Ersel, “İşin kötü yanı zehirlenme belirtileri erken ortaya çıkmıyor. Çünkü metil alkolün emilimi 12-24 saat arasında gerçekleşiyor. Zaten alkol almış olmanın beraberinde getirdiği sarhoşluk haliyle hastalar maalesef bize olumsuz bulgular ortaya çıkmaya başladığında ya da ayıldığında geliyor. Zehirlenme belirtileri aslında alkolü biraz aşırı kaçırmanın bulgularına benziyor. Midede yanma, ekşime, bulantı, kusma, karın ağrısı, baş dönmesi gibi bulgular olabiliyor. Bazen solunum değişmesine, bilinç kaybına, nöbet geçirmeye kadar varan, ciddi santral sinir sisteminde bozukluklara yol açacak bulgular olabiliyor. Tipik olan bir bulgu da hastaların görme bozukluğu. Bazen çift görme, bulanık görme gibi olabiliyor ama en çok rastlanan bulgu kar yağıyor şeklinde görme. Televizyon ekranlarındaki karlı görüntü gibi görüyor etrafı. Bunun da nedeni optik sinirde oluşan hasar ve retinadaki ödem” diye konuştu.

“Yapılacak en doğru şey hızla en yakın sağlık kuruluşuna başvurmak”

Prof. Dr. Ersel metil alkol zehirlenmesine ilişkin bulguların ortaya çıkmasıyla birlikte hastanın kesinlikle kusmaya zorlanmaması gerektiğini vurgulayarak “Belirtiler ortaya çıktığında yapılacak en doğru şey hızlıca en yakın sağlık kuruluşuna başvurmak. Çünkü bundan sonra yapılacak şey bir nevi zamanla yarış” dedi.

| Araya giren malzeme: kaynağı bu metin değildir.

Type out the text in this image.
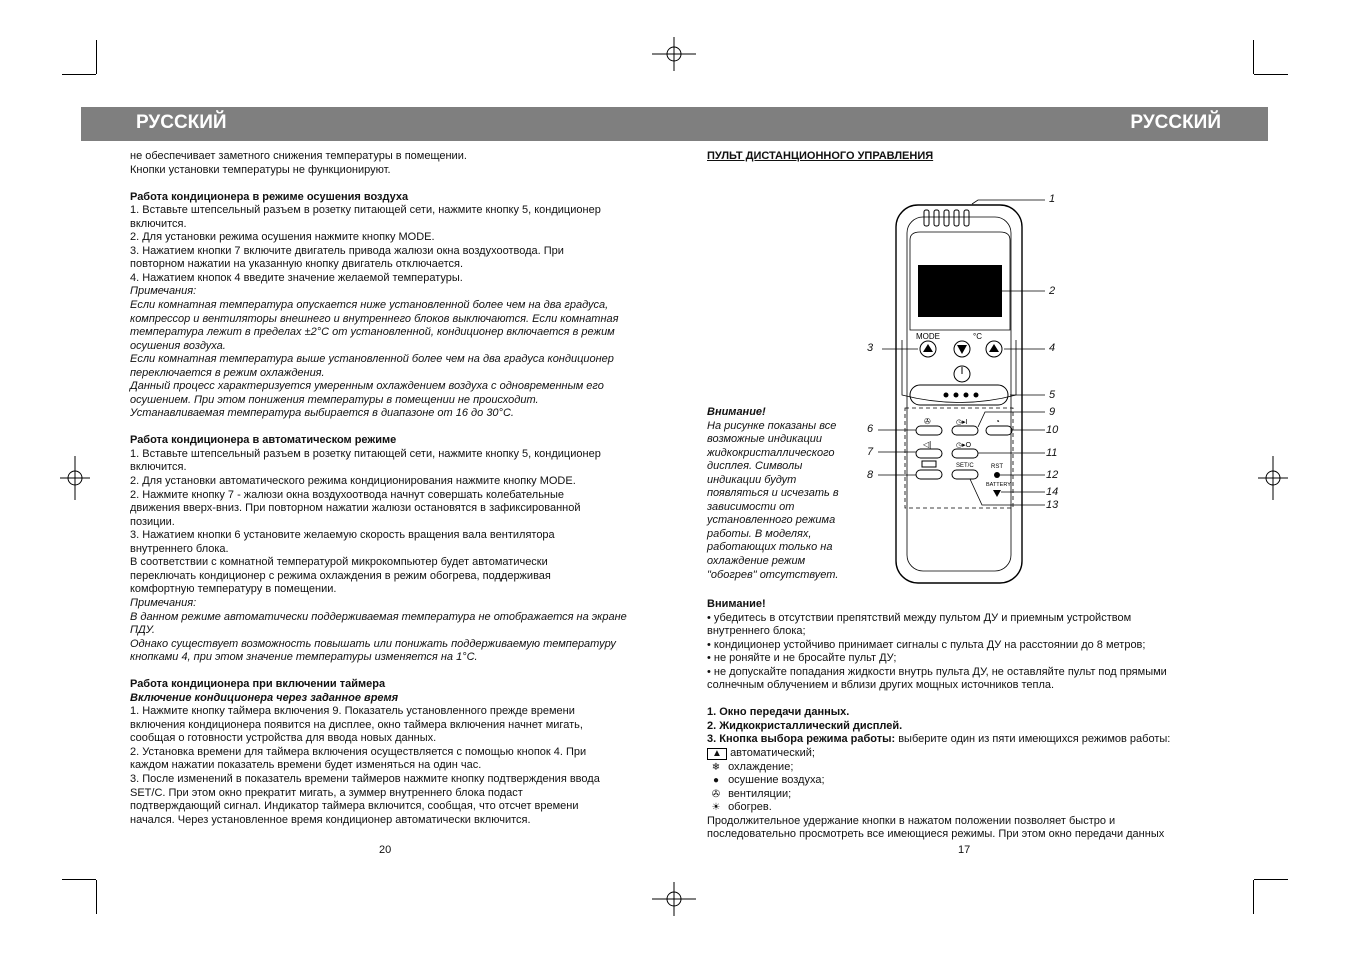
РУССКИЙ	РУССКИЙ

не обеспечивает заметного снижения температуры в помещении.

Кнопки установки температуры не функционируют.

Работа кондиционера в режиме осушения воздуха

1. Вставьте штепсельный разъем в розетку питающей сети, нажмите кнопку 5, кондиционер

включится.

2. Для установки режима осушения нажмите кнопку MODE.

3. Нажатием кнопки 7 включите двигатель привода жалюзи окна воздухоотвода. При

повторном нажатии на указанную кнопку двигатель отключается.

4. Нажатием кнопок 4 введите значение желаемой температуры.

Примечания:

Если комнатная температура опускается ниже установленной более чем на два градуса,

компрессор и вентиляторы внешнего и внутреннего блоков выключаются. Если комнатная

температура лежит в пределах ±2°С от установленной, кондиционер включается в режим

осушения воздуха.

Если комнатная температура выше установленной более чем на два градуса кондиционер

переключается в режим охлаждения.

Данный процесс характеризуется умеренным охлаждением воздуха с одновременным его

осушением. При этом понижения температуры в помещении не происходит.

Устанавливаемая температура выбирается в диапазоне от 16 до 30°С.

Работа кондиционера в автоматическом режиме

1. Вставьте штепсельный разъем в розетку питающей сети, нажмите кнопку 5, кондиционер

включится.

2. Для установки автоматического режима кондиционирования нажмите кнопку MODE.

2. Нажмите кнопку 7 - жалюзи окна воздухоотвода начнут совершать колебательные

движения вверх-вниз. При повторном нажатии жалюзи остановятся в зафиксированной

позиции.

3. Нажатием кнопки 6 установите желаемую скорость вращения вала вентилятора

внутреннего блока.

В соответствии с комнатной температурой микрокомпьютер будет автоматически

переключать кондиционер с режима охлаждения в режим обогрева, поддерживая

комфортную температуру в помещении.

Примечания:

В данном режиме автоматически поддерживаемая температура не отображается на экране

ПДУ.

Однако существует возможность повышать или понижать поддерживаемую температуру

кнопками 4, при этом значение температуры изменяется на 1°С.

Работа кондиционера при включении таймера

Включение кондиционера через заданное время

1. Нажмите кнопку таймера включения 9. Показатель установленного прежде времени

включения кондиционера появится на дисплее, окно таймера включения начнет мигать,

сообщая о готовности устройства для ввода новых данных.

2. Установка времени для таймера включения осуществляется с помощью кнопок 4. При

каждом нажатии показатель времени будет изменяться на один час.

3. После изменений в показатель времени таймеров нажмите кнопку подтверждения ввода

SET/C. При этом окно прекратит мигать, а зуммер внутреннего блока подаст

подтверждающий сигнал. Индикатор таймера включится, сообщая, что отсчет времени

начался. Через установленное время кондиционер автоматически включится.

20

ПУЛЬТ ДИСТАНЦИОННОГО УПРАВЛЕНИЯ

MODE	°C
✇	◷▸I	◔
◁|	◷▸O
SET/C	RST
BATTERY
1
2
3	4
5
6
7
8
9
10
11
12
14
13

Внимание!

На рисунке показаны все

возможные индикации

жидкокристаллического

дисплея. Символы

индикации будут

появляться и исчезать в

зависимости от

установленного режима

работы. В моделях,

работающих только на

охлаждение режим

"обогрев" отсутствует.

Внимание!

• убедитесь в отсутствии препятствий между пультом ДУ и приемным устройством

внутреннего блока;

• кондиционер устойчиво принимает сигналы с пульта ДУ на расстоянии до 8 метров;

• не роняйте и не бросайте пульт ДУ;

• не допускайте попадания жидкости внутрь пульта ДУ, не оставляйте пульт под прямыми

солнечным облучением и вблизи других мощных источников тепла.

1. Окно передачи данных.

2. Жидкокристаллический дисплей.

3. Кнопка выбора режима работы: выберите один из пяти имеющихся режимов работы:

▲ автоматический;

❄ охлаждение;

● осушение воздуха;

✇ вентиляции;

☀ обогрев.

Продолжительное удержание кнопки в нажатом положении позволяет быстро и

последовательно просмотреть все имеющиеся режимы. При этом окно передачи данных

17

Bu zamana karşı yarışta metil alkolün enzimle parçalanarak form aldehite ve formik aside dönüşmesini önlemek hayati önem taşıyor. Çünkü körlüğe ve ölümlere yol açan asıl tehlikeli madde formik asit. Ersel, bu konuda ellerinde üç temel silah olduğunu söyledi. Bunlardan bir tanesi etil alkol. Ancak Ersel, halk arasında da yaygın olan “metil alkol zehirlenmesine, etil alkol iyi gelir” düşüncesine karşı vatandaşları da şu sözlerle uyardı: “Bu, sizin evde yapabileceğiniz bir şey değil. Çünkü kontrollü bir şekilde, çok yüksek düzeylerde ve bazen de mideye doğrudan sonda göndererek yapılması gereken bir işlem. Bilinci kapalı hastalarda da son derece dikkat ederek yapılması gereken bir işlem”.

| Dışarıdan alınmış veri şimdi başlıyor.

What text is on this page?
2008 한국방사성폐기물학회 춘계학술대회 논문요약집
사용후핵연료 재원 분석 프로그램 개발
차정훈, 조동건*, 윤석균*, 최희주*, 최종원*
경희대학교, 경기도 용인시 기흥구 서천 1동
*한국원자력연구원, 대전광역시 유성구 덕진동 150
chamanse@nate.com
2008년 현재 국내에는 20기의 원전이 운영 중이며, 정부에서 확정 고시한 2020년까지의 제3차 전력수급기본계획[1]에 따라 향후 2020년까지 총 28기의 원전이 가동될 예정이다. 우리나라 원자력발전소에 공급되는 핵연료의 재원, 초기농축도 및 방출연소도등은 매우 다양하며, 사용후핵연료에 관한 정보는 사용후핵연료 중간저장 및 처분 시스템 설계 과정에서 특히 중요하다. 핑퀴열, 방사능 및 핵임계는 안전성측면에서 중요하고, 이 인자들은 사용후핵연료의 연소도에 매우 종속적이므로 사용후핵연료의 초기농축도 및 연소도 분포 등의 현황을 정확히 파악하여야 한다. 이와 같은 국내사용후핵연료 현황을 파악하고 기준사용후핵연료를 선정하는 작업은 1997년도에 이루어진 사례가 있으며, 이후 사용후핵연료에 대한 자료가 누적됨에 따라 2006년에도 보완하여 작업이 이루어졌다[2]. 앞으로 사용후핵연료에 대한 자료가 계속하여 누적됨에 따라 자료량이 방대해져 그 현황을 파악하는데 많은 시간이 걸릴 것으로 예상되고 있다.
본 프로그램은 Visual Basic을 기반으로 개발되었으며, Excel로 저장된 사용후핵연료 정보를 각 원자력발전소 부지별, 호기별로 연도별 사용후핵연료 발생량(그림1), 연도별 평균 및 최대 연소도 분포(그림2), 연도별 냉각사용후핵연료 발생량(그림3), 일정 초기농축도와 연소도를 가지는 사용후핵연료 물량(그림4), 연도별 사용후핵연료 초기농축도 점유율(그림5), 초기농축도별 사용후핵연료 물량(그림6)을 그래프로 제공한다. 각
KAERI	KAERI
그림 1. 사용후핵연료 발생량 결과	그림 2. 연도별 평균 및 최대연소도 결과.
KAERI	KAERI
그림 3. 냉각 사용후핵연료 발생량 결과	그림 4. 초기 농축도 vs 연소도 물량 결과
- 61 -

Ersel, etil alkol tedavisinin hala literatürde yeri olsa da Sağlık Bakanlığı’nın getirdiği fomepizol adlı maddenin metil alkol zehirlenmesine karşı çok daha etkili bir silah olduğunun altını çizdi. Ersel, “Fomepizol, alkolü parçalayan enzime yaklaşık sekiz bin kat daha fazla bağlanma şansı olan bir madde. Dolayısıyla fomepizol kullanıldığında metil alkol bir şekilde, yavaş da olsa metabolizmadan uzaklaştırılıp atılabiliyor. Formik asit oluşmuyor. Biz fomepizolu erken dönemdeki hastalarımıza hemen uyguluyoruz. Bu hastalarda tabii alım miktarı önemli” dedi.

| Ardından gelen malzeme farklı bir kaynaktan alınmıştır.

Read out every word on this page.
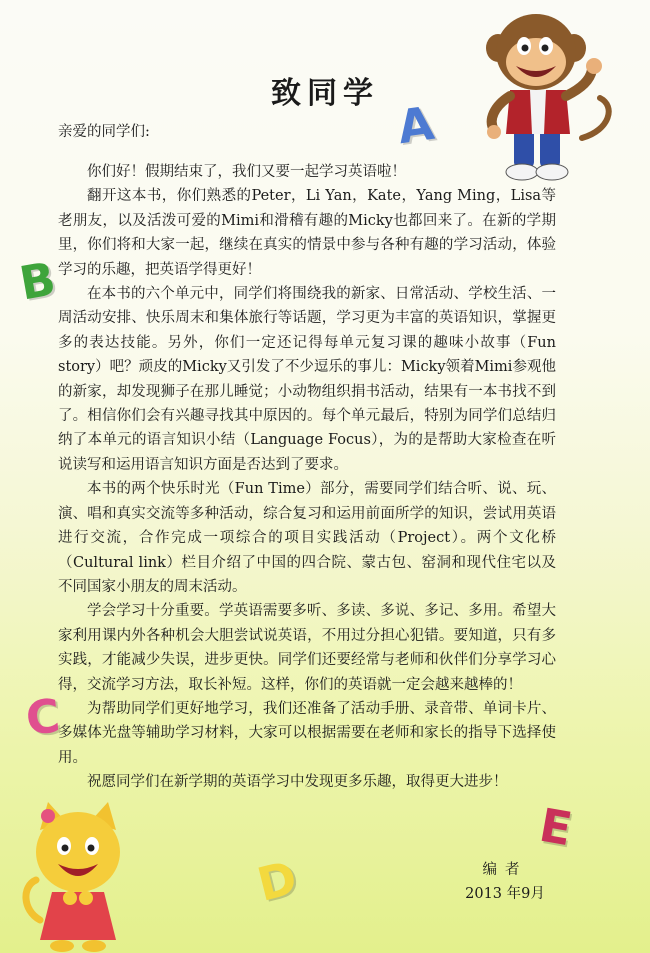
致同学
A
B
C
D
E
亲爱的同学们:

你们好！假期结束了，我们又要一起学习英语啦！

翻开这本书，你们熟悉的Peter，Li Yan，Kate，Yang Ming，Lisa等老朋友，以及活泼可爱的Mimi和滑稽有趣的Micky也都回来了。在新的学期里，你们将和大家一起，继续在真实的情景中参与各种有趣的学习活动，体验学习的乐趣，把英语学得更好！

在本书的六个单元中，同学们将围绕我的新家、日常活动、学校生活、一周活动安排、快乐周末和集体旅行等话题，学习更为丰富的英语知识，掌握更多的表达技能。另外，你们一定还记得每单元复习课的趣味小故事（Fun story）吧？顽皮的Micky又引发了不少逗乐的事儿：Micky领着Mimi参观他的新家，却发现狮子在那儿睡觉；小动物组织捐书活动，结果有一本书找不到了。相信你们会有兴趣寻找其中原因的。每个单元最后，特别为同学们总结归纳了本单元的语言知识小结（Language Focus），为的是帮助大家检查在听说读写和运用语言知识方面是否达到了要求。

本书的两个快乐时光（Fun Time）部分，需要同学们结合听、说、玩、演、唱和真实交流等多种活动，综合复习和运用前面所学的知识，尝试用英语进行交流，合作完成一项综合的项目实践活动（Project）。两个文化桥（Cultural link）栏目介绍了中国的四合院、蒙古包、窑洞和现代住宅以及不同国家小朋友的周末活动。

学会学习十分重要。学英语需要多听、多读、多说、多记、多用。希望大家利用课内外各种机会大胆尝试说英语，不用过分担心犯错。要知道，只有多实践，才能减少失误，进步更快。同学们还要经常与老师和伙伴们分享学习心得，交流学习方法，取长补短。这样，你们的英语就一定会越来越棒的！

为帮助同学们更好地学习，我们还准备了活动手册、录音带、单词卡片、多媒体光盘等辅助学习材料，大家可以根据需要在老师和家长的指导下选择使用。

祝愿同学们在新学期的英语学习中发现更多乐趣，取得更大进步！

编者
2013 年9月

Fomepizol uygulanmasına rağmen bulguları şiddetli giden hastalarda ise hayat kurtarıcı tedavi, diyaliz oluyor. Ancak Ersel, uygulanan bütün tedavi yönetmelerine rağmen hastanın hayatı kurtulsa bile göz sinirlerinde ve merkezi sinir sisteminde kalıcı hasarlar olabileceği uyarısında bulunarak “Mutlaka ve mutlaka kaçak alkol tüketiminden kaçınmak gerekiyor” dedi.